Que te consideren talentoso está muy bien: te sube la autoestima y te hace sentir “bueno”; “admirado”; “considerado”. Para mí todo eso es muy importante. Que me consideren de esa manera, digo. Quizá es hasta demasiado importante. Porque, ¿qué pasa si algún día no quiero ser tan brillante; si no me apetece resultar tan ocurrente; si no tengo ganas de demostrar mi talento intelectual, humorístico o social? Supongo que nada. No pasa nada. Pero para mí sí pasa. Así que a veces me estresa mucho esa alta consideración en la que mucha gente me tiene. Porque siento que debo estar a la altura de sus expectativas; que, de tan repetidas, son ya también mis expectativas. Y ese nivel de autoexigencia, algunos días, me ahoga.

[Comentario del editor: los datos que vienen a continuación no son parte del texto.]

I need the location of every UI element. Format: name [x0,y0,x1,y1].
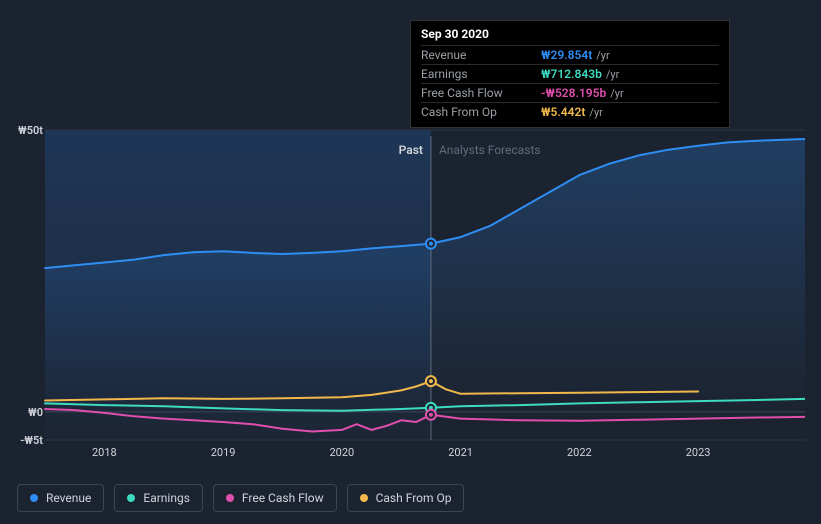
hover-tooltip: Sep 30 2020 Revenue₩29.854t/yrEarnings₩7… [410,20,730,128]
legend-item-revenue[interactable]: Revenue [17,484,104,512]
x-axis-label: 2021 [448,446,473,459]
legend-dot [226,494,234,502]
legend-item-cfo[interactable]: Cash From Op [347,484,465,512]
x-axis-label: 2018 [92,446,117,459]
tooltip-metric-unit: /yr [589,106,602,119]
tooltip-row: Cash From Op₩5.442t/yr [421,102,719,121]
legend: Revenue Earnings Free Cash Flow Cash From O… [17,484,464,512]
tooltip-metric-value: ₩712.843b [541,67,602,81]
tooltip-row: Free Cash Flow-₩528.195b/yr [421,83,719,102]
tooltip-metric-value: ₩5.442t [541,105,585,119]
legend-label: Earnings [143,491,190,505]
x-axis-label: 2019 [211,446,236,459]
tooltip-metric-value: ₩29.854t [541,48,592,62]
legend-label: Revenue [46,491,91,505]
legend-item-earnings[interactable]: Earnings [114,484,203,512]
tooltip-row: Earnings₩712.843b/yr [421,64,719,83]
legend-dot [127,494,135,502]
revenue-marker [426,239,436,249]
legend-label: Free Cash Flow [242,491,324,505]
legend-dot [30,494,38,502]
tooltip-metric-label: Cash From Op [421,105,541,119]
tooltip-metric-label: Revenue [421,48,541,62]
tooltip-metric-unit: /yr [610,87,623,100]
x-axis-label: 2023 [686,446,711,459]
legend-dot [360,494,368,502]
tooltip-metric-label: Earnings [421,67,541,81]
tooltip-metric-unit: /yr [606,68,619,81]
forecast-label: Analysts Forecasts [439,143,541,157]
tooltip-metric-label: Free Cash Flow [421,86,541,100]
x-axis-label: 2022 [567,446,592,459]
tooltip-metric-value: -₩528.195b [541,86,606,100]
y-axis-label: ₩50t [18,124,43,137]
cfo-marker [426,376,436,386]
tooltip-row: Revenue₩29.854t/yr [421,45,719,64]
tooltip-metric-unit: /yr [596,49,609,62]
x-axis-label: 2020 [330,446,355,459]
fcf-marker [426,410,436,420]
tooltip-date: Sep 30 2020 [421,27,719,41]
legend-label: Cash From Op [376,491,452,505]
legend-item-fcf[interactable]: Free Cash Flow [213,484,337,512]
y-axis-label: -₩5t [20,434,43,447]
past-label: Past [399,143,423,157]
y-axis-label: ₩0 [28,406,43,419]
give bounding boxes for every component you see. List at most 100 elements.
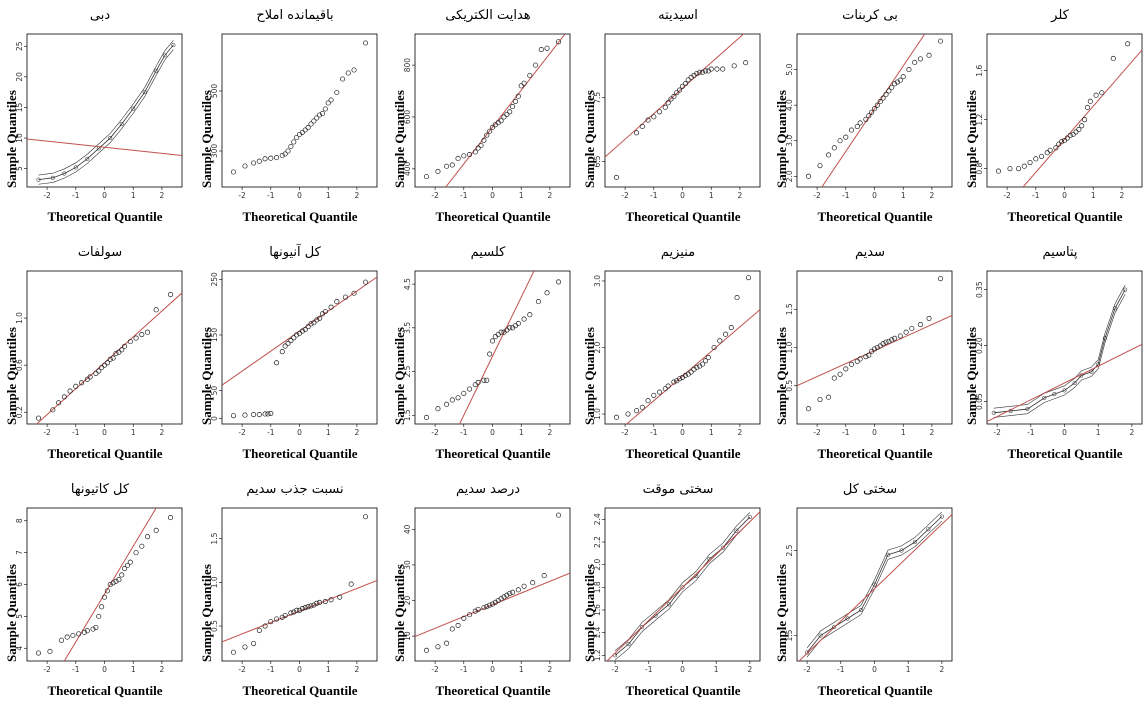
data-point [626, 641, 631, 647]
x-tick-label: -2 [238, 191, 246, 200]
x-tick-label: -1 [72, 428, 80, 437]
x-tick-label: 1 [519, 665, 524, 674]
data-point [62, 171, 67, 176]
x-tick-label: 2 [548, 428, 553, 437]
data-point [328, 304, 334, 310]
data-point [153, 307, 159, 313]
qq-panel: سولفات Sample Quantiles Theoretical Quanti… [4, 245, 195, 480]
x-axis-label: Theoretical Quantile [1007, 446, 1123, 461]
data-point [273, 155, 280, 161]
data-point [36, 177, 41, 182]
qq-panel: دبی Sample Quantiles Theoretical Quantile -… [4, 8, 195, 243]
panel-title: بی کربنات [842, 8, 898, 23]
data-point [334, 89, 340, 96]
plot-frame [221, 507, 378, 662]
data-curve [38, 44, 174, 181]
data-point [1087, 98, 1093, 104]
lower-band-line [614, 521, 751, 661]
x-tick-label: 2 [160, 428, 165, 437]
data-point [866, 352, 872, 358]
x-tick-label: -1 [267, 665, 275, 674]
data-point [317, 112, 323, 118]
x-tick-label: 2 [160, 191, 165, 200]
data-point [645, 398, 651, 404]
data-point [863, 116, 869, 122]
data-point [498, 118, 504, 124]
data-point [507, 109, 513, 115]
data-point [912, 539, 917, 545]
panel-title: کل آنیونها [269, 245, 321, 260]
plot-frame [986, 33, 1143, 188]
data-point [745, 275, 752, 281]
x-tick-label: -2 [238, 665, 246, 674]
data-point [285, 340, 291, 346]
data-point [498, 329, 504, 335]
data-point [487, 351, 493, 357]
x-axis-label: Theoretical Quantile [435, 209, 551, 224]
data-curve [993, 289, 1126, 414]
data-point [1073, 129, 1079, 135]
data-point [854, 358, 860, 364]
data-point [35, 415, 42, 421]
data-point [481, 137, 487, 143]
data-point [1038, 153, 1045, 159]
data-point [314, 115, 320, 121]
data-point [521, 80, 527, 86]
qq-panel: سدیم Sample Quantiles Theoretical Quantile… [774, 245, 965, 480]
y-tick-label: 1.2 [975, 113, 984, 125]
reference-line [798, 514, 952, 661]
data-point [845, 616, 850, 621]
y-tick-label: 0.6 [15, 359, 24, 371]
data-point [926, 527, 931, 532]
data-point [119, 347, 125, 353]
data-point [869, 109, 875, 115]
qq-plot-svg: -2 -1 0 1 2 1.5 2.5 3.5 4.5 [403, 270, 571, 437]
qq-panel: اسیدیته Sample Quantiles Theoretical Quant… [582, 8, 773, 243]
qq-panel: نسبت جذب سدیم Sample Quantiles Theoretical… [199, 482, 390, 717]
data-point [837, 371, 843, 377]
x-tick-label: -1 [650, 428, 658, 437]
data-point [651, 114, 657, 120]
data-point [734, 295, 740, 301]
data-point [288, 610, 294, 616]
data-point [285, 148, 291, 154]
data-point [826, 394, 832, 400]
x-tick-label: -1 [837, 665, 845, 674]
reference-line [63, 508, 157, 661]
reference-line [821, 34, 926, 187]
data-point [889, 337, 895, 343]
data-point [56, 400, 62, 406]
x-tick-label: 2 [738, 428, 743, 437]
data-point [127, 559, 133, 565]
data-point [294, 607, 300, 613]
panel-title: کلسیم [470, 245, 506, 260]
y-tick-label: 1.8 [593, 581, 602, 593]
x-tick-label: -2 [238, 428, 246, 437]
data-point [322, 106, 328, 112]
data-point [682, 81, 688, 87]
data-point [917, 321, 923, 328]
x-tick-label: -1 [460, 191, 468, 200]
data-point [273, 360, 280, 366]
y-tick-label: 4 [15, 646, 24, 651]
data-point [1021, 163, 1027, 169]
data-point [478, 142, 484, 149]
data-point [897, 333, 903, 339]
y-tick-label: 7.5 [593, 92, 602, 104]
y-tick-label: 1.5 [210, 532, 219, 544]
data-point [723, 331, 729, 337]
qq-plot-svg: -2 -1 0 1 2 400 600 800 [403, 33, 571, 200]
data-point [268, 410, 274, 416]
x-tick-label: 0 [490, 665, 495, 674]
data-point [256, 627, 262, 633]
data-point [677, 376, 683, 382]
x-tick-label: 2 [930, 428, 935, 437]
x-tick-label: 0 [680, 428, 685, 437]
qq-panel: کلر Sample Quantiles Theoretical Quantile -… [964, 8, 1145, 243]
data-point [487, 602, 493, 608]
data-point [495, 331, 501, 337]
x-tick-label: 2 [940, 665, 945, 674]
data-point [656, 109, 663, 115]
data-point [639, 404, 645, 410]
data-point [96, 368, 102, 374]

Por eso a veces no actualizo el blog: porque, en contra de lo que much@s podéis considerar; para mí escribir no es un ejercicio espontáneo, divertido y liberador. Al menos no siempre lo es. Yo sé que esto de juntar palabras se me da bastante bien; y aun así me requiere cierto esfuerzo, en ocasiones no demasiado gratificante. Muchos días me descubro a mí mismo pensando que debo ponerme delante del ordenador, y desarrollar esta capacidad mía para la narrativa: poner negro sobre blanco las ideas, más o menos peregrinas, que me vienen a la cabeza; escribir un cuento, un relato, una novela; o simplemente componer un texto desternillante acerca de las mil y una gilipolleces que me ocurren en “el devenir mismo de la vida”. Pero no lo hago. ¿Por qué? Porque, si eres un lector sutil, habrás visto cómo he utilizado la locución adverbial “debo ponerme”. Y de verdad, uno se harta de hacer siempre lo que debe hacer.

NOTA: En la foto, con mi sobrino. Quizá el trato con él facilite ese encuentro con el niño que nunca fui. Espero que así sea.

jueves, 10 de octubre de 2013

Qué sabe nadie...




El otro día, un amigo me recordaba por facebook que tengo un blog. No es que yo me hubiese olvidado, para nada. Llevo tiempo sin actualizar porque, aunque podría contar muchas historias; lo que realmente quiero decir; la verdad verdadera de lo que conmueve mi cuerpo, mi cerebro y mi corazón, no puedo publicarlo aquí. O quizá si puedo, pero no quiero. Da igual.

Lo mismo un día de estos me lío el teclado a la cabeza y vuelvo a vomitar mis tonterías... o mis interesantes reflexiones (esto lo dejo a la decisión de mis selectos lectores). Quién sabe. El mañana resulta tan impredecible...

En la foto, cantando “Qué sabe nadie”. Muy propio para esta actualización tan Raphaelesca.